When he was done with me... he was done with me. He yanked me back out of the alley and left me standing on the sidewalk while he went back into the bar. I was still wobbling there when my buddies came staggering out a few minutes later looking for me.

"Remember the night we met?" I whispered to him late that night months later, after he'd given me a lesson on the proper way to use my big mouth. He was stretched across my bed, totally nude, and I was memorizing his body. His eyes opened and he watched me crawl over him. When my face was even with his, I reached down for his lips. Times like this were the only times we kissed with any real affection. I liked to tell myself it was because by then, we were both worn out. "I hate you for what you did to me. It's your fault I keep letting this happen. If you hadn't been that way that night, I would never have gone back to find you again."

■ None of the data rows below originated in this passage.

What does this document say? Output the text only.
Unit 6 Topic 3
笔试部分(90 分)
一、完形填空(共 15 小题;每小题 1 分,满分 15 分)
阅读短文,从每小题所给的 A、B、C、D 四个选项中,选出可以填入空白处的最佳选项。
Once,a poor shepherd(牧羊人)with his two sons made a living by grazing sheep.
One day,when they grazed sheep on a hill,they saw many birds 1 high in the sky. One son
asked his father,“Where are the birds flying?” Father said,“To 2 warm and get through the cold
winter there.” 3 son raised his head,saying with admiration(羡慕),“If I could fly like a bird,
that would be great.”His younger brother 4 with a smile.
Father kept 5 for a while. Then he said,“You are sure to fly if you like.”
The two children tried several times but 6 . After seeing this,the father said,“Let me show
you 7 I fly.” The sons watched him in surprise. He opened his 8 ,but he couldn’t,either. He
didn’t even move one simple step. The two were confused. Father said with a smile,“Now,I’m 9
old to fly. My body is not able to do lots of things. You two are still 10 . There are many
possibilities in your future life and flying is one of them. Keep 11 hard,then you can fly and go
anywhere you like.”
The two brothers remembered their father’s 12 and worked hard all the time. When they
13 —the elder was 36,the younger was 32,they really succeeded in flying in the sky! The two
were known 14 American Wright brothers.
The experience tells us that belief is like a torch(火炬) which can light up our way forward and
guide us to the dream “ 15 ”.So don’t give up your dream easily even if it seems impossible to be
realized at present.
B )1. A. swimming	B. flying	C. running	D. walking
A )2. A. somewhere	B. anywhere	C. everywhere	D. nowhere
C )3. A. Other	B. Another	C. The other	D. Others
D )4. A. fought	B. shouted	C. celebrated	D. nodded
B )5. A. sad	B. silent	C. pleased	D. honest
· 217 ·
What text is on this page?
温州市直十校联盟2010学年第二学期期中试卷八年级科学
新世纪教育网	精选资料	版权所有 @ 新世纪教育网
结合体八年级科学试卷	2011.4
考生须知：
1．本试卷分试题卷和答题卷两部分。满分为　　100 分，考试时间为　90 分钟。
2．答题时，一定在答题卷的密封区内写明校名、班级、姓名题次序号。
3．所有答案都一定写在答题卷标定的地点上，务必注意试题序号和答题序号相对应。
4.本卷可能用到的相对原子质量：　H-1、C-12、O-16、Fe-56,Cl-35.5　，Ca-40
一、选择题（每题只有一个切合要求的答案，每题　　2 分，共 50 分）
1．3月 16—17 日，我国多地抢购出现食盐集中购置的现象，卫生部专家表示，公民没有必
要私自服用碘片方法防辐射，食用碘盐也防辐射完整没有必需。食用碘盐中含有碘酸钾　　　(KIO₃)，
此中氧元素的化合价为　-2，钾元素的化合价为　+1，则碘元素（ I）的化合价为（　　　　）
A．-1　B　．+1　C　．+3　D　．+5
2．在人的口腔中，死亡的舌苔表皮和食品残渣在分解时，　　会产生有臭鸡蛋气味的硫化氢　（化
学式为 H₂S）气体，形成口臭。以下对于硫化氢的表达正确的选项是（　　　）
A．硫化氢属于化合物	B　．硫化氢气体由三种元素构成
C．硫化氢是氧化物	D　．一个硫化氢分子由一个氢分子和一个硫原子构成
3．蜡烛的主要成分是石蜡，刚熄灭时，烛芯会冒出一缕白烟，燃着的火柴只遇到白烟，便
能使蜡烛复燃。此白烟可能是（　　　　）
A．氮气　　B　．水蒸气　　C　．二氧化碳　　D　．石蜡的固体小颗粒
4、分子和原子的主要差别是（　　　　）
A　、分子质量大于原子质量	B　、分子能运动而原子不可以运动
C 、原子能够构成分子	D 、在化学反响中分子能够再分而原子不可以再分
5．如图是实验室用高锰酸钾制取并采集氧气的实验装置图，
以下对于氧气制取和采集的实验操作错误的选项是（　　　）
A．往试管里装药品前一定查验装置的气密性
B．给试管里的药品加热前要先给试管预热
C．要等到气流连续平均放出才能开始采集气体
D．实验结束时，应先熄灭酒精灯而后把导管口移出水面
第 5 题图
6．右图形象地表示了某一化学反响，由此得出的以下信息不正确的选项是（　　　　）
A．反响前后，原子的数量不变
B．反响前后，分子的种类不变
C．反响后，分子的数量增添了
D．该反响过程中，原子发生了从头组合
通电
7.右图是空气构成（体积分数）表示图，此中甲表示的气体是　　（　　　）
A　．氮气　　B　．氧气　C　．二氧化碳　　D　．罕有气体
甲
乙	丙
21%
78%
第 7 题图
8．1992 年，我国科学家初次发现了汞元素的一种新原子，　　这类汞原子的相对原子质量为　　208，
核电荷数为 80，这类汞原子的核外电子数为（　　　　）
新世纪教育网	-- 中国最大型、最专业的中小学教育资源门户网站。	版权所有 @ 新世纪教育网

He smiled at me. Hando's smiles were seldom happy. They rarely extended to his eyes. But this one didn't scare me. It simply reflected how pleased he was that I was addicted to him.

It had to have been an addiction. It had all the hallmarks of addictive behavior. I had to have regular doses. I lied about how often I needed him. I was compulsive in needing his cock, his tongue, his hands, his mind. Screwing him had screwed up my job, added stress to my life and came between my friends and me. It dominated my life in a way that I hated even while I was in the midst of struggling to keep from needing another dose of him.

The past three weeks, I'd been trying to wean myself from him. Telling him to leave me alone and, while I was okay when he would, I was also instantly wet when he'd finally track me down. That night, I'd honestly thought that the answer might have been to start having sex with a different man. But Hando had caught me before I could make that happen.

I was in real trouble. I obviously couldn't break the addiction, which meant I was about to suffer such severe withdrawal symptoms. Because in two days, I was being transferred back to the U.S. And, that meant, cold turkey on the Hando addiction.

This was the last night that I'd be in this apartment and the last night he'd be able to find me. The packers were coming the next day and I'd move into a hotel until my flight out the day after that. Looking down into those eyes that held me in their power, I wondered if I should tell him I was leaving.

Nah. I'd rather provoke him to fuck me hard and bad. After all, I needed to erase the memory of that tender piece of loving he'd done earlier that night with me. It wouldn't do if all my life I was saddled with remembering him that way. As a person.